Some POS systems will prompt the cashier to make a deposit. Procedures will vary from retailer to retailer, but in general the large bills are removed from the till and are either manually counted by the cashier or by a manager and are "dropped" into an inaccessible safe. The deposit will be recorded in the cashier's POS and will therefore no longer be expected in the cashier's drawer at the end of his or her shift, but will remain part of the final accountability at the end of the cashier's shift.

== Cashier accountability ==
Now, the bills and change that were put off to the side get counted, along with the checks from the cashier's drawer. This is what makes up the cashier's sales deposit. Most cash registers can print up a sales slip and money tendering slip that tells how much money the cashier made in sales and how much money the cashier is accounted for. The manager refers to this slip when counting the cashier's sales money. If the money counted does not match what is on the balancing slip, the cashier may be over or short (in cash). Whenever a discrepancy such as overages or shortages occur, the money is usually counted again to ensure that the amount is correct. The over/short can always be calculated by subtracting the amount of money in the drawer (exclude the "starting amount") from the amount printed on the cashier tendering slip, or balancing slip.

Depending on the amount of over/short and circumstances involved, disciplinary actions may vary. Cashiers often lose their jobs to cash overages/shortages, either for repeated violations or for large overages or shortages. In most establishments, termination on the first offense is usually for $100.00 over/short or more, and can result in criminal charges against the cashier.

Shortages usually result from bills sticking together or from the cashier giving back too much change, or maybe even "pocketing" some money from the register. "Quick Change" scams are common, as a dishonest customer attempts to defraud a cashier by saying verbally, "And I'll pay with a $50" but only passing the cashier a smaller bill hoping the cashier will provide change as for a larger bill, or doing other things to attempt to confuse the cashier. In any instance of an unusual transaction, the cashier should print and save a duplicate receipt in order that the store's Loss Prevention may investigate the transaction should the till not balance.

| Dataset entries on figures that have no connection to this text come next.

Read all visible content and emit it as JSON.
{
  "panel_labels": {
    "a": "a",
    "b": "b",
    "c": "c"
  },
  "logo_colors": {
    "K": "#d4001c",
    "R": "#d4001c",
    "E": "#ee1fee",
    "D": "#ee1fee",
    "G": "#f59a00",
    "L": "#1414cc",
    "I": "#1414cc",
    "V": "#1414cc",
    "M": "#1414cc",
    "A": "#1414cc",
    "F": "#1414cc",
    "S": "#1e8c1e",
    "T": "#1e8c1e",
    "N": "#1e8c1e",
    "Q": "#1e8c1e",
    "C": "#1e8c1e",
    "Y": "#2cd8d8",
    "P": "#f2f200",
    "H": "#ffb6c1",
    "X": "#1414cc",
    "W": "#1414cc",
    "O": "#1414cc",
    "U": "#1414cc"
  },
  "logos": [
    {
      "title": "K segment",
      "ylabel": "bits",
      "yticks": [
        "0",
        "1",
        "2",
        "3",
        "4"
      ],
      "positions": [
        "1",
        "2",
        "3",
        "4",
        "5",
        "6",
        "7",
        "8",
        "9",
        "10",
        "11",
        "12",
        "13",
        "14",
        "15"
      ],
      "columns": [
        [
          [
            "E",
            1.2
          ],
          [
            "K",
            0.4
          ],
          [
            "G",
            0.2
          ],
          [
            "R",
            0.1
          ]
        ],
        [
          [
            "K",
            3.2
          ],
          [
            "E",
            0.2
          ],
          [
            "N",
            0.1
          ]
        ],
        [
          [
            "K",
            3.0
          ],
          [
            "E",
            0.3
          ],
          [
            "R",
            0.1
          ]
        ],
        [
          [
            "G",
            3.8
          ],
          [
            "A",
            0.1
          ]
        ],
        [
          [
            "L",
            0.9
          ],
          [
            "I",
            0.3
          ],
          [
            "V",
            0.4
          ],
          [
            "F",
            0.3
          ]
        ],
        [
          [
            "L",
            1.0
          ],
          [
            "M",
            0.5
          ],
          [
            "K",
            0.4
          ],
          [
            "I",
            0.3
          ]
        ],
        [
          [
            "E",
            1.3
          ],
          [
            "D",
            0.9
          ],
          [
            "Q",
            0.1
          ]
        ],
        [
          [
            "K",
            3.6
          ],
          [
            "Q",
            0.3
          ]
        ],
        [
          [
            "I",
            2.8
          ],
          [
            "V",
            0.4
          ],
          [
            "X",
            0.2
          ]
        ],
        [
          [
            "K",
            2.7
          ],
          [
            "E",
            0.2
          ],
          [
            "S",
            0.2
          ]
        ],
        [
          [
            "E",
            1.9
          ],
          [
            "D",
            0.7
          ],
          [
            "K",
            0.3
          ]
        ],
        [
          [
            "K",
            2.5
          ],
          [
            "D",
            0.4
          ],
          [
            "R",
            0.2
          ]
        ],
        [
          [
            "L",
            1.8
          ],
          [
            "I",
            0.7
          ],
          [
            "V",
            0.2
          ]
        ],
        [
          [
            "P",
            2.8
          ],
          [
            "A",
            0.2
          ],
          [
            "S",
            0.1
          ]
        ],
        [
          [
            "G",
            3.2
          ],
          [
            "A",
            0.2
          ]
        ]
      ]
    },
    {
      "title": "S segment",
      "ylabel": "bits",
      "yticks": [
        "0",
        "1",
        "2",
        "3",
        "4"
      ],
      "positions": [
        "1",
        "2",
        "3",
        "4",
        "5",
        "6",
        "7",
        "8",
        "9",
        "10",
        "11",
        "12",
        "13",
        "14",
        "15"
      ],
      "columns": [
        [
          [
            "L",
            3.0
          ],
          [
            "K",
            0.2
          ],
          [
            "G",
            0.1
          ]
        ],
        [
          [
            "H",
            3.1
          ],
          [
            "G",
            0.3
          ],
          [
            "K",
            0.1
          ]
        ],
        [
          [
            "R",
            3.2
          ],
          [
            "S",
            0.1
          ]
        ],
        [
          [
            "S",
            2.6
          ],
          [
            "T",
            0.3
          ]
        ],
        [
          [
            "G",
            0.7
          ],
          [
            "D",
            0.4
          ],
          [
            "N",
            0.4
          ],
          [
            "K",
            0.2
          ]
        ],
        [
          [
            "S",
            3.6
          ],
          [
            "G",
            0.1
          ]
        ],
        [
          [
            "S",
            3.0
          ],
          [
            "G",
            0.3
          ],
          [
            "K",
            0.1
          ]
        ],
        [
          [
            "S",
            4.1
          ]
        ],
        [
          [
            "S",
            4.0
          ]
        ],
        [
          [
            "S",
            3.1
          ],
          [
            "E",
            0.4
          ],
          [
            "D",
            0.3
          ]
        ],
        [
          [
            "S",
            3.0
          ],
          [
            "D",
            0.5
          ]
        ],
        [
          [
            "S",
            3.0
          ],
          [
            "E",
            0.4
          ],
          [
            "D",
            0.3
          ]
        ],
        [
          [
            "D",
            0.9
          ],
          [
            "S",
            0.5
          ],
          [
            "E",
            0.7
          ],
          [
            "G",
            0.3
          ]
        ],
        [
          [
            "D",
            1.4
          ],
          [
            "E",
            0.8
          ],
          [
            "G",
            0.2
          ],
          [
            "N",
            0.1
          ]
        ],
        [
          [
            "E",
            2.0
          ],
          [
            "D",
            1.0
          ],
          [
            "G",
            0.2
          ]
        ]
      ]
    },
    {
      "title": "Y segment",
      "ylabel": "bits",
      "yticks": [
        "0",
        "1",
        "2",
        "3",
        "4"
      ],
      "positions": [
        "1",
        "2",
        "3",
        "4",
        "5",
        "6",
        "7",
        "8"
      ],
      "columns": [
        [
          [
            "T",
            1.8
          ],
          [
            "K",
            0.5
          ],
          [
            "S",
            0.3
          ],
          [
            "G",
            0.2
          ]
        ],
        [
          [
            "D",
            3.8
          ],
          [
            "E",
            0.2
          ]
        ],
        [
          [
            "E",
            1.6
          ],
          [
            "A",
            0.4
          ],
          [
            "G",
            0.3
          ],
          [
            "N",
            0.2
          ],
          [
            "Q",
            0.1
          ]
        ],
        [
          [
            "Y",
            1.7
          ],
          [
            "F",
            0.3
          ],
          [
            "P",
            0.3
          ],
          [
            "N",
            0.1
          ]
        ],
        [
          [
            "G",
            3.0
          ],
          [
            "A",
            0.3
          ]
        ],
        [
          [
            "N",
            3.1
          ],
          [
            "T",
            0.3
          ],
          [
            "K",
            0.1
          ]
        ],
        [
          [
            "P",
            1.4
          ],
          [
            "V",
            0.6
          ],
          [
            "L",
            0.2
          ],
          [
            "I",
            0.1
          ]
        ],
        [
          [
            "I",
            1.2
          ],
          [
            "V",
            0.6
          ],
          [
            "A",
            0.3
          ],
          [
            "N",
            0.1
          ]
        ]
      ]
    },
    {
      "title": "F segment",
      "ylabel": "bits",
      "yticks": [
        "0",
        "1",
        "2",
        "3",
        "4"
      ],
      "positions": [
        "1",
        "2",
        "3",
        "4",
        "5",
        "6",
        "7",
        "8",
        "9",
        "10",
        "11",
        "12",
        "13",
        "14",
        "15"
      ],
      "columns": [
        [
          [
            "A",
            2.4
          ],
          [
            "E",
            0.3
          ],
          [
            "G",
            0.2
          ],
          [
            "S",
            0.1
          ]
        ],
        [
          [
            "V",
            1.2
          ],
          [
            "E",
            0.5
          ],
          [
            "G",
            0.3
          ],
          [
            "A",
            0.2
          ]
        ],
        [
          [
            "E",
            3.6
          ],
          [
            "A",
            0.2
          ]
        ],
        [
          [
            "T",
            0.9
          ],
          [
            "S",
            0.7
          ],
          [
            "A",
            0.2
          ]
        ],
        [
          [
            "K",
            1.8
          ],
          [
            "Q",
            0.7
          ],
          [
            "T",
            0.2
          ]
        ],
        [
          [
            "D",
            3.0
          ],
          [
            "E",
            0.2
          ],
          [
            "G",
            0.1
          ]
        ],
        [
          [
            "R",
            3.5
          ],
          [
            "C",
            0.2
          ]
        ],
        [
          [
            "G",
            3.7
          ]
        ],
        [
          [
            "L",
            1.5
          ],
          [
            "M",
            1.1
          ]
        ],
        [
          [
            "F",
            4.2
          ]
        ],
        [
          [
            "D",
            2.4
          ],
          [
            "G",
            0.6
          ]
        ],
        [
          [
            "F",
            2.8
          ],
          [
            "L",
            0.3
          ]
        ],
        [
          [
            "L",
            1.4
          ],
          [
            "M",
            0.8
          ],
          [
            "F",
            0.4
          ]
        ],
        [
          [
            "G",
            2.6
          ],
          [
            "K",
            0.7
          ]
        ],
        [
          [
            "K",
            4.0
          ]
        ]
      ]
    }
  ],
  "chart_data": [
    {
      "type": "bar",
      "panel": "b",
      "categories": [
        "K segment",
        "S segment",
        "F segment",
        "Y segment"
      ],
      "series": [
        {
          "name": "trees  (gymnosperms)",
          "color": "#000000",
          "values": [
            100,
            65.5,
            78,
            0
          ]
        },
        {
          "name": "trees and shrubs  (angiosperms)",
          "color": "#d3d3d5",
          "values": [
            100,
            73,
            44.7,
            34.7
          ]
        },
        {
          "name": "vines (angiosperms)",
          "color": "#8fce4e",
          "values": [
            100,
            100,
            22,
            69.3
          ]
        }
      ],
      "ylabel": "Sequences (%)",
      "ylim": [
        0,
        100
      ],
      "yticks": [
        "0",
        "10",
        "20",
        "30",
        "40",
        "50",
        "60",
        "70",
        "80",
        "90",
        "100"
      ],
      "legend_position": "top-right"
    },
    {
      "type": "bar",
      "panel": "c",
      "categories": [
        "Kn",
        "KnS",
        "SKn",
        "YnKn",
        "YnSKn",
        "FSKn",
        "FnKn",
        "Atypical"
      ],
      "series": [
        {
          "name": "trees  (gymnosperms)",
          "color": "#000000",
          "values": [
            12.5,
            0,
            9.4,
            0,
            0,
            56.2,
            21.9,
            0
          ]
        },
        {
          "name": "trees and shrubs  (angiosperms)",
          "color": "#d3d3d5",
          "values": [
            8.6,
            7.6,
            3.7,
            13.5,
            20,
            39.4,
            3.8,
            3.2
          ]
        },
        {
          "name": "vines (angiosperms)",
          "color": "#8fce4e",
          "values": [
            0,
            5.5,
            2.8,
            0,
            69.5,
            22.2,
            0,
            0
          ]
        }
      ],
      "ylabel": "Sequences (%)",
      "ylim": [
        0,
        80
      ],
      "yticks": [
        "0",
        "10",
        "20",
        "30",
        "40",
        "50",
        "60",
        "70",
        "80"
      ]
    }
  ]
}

Overages occur from taking too much money from customers, not entering the tender correctly other otherwise issuing incorrect change, or not entering items in the point of sale terminal properly.

Honesty and accuracy are paramount.

== Overages/shortages ==
Cash overages/shortages are usually expressed in several ways. This example shows how it is expressed in writing and how a register printout would show them.

Overage $12.34: is written as +12.34; is printed out as: $12.34 or +$12.34.

Shortage $12.34 is written as: -12.34; is printed out as: ($12.34) or -$12.34.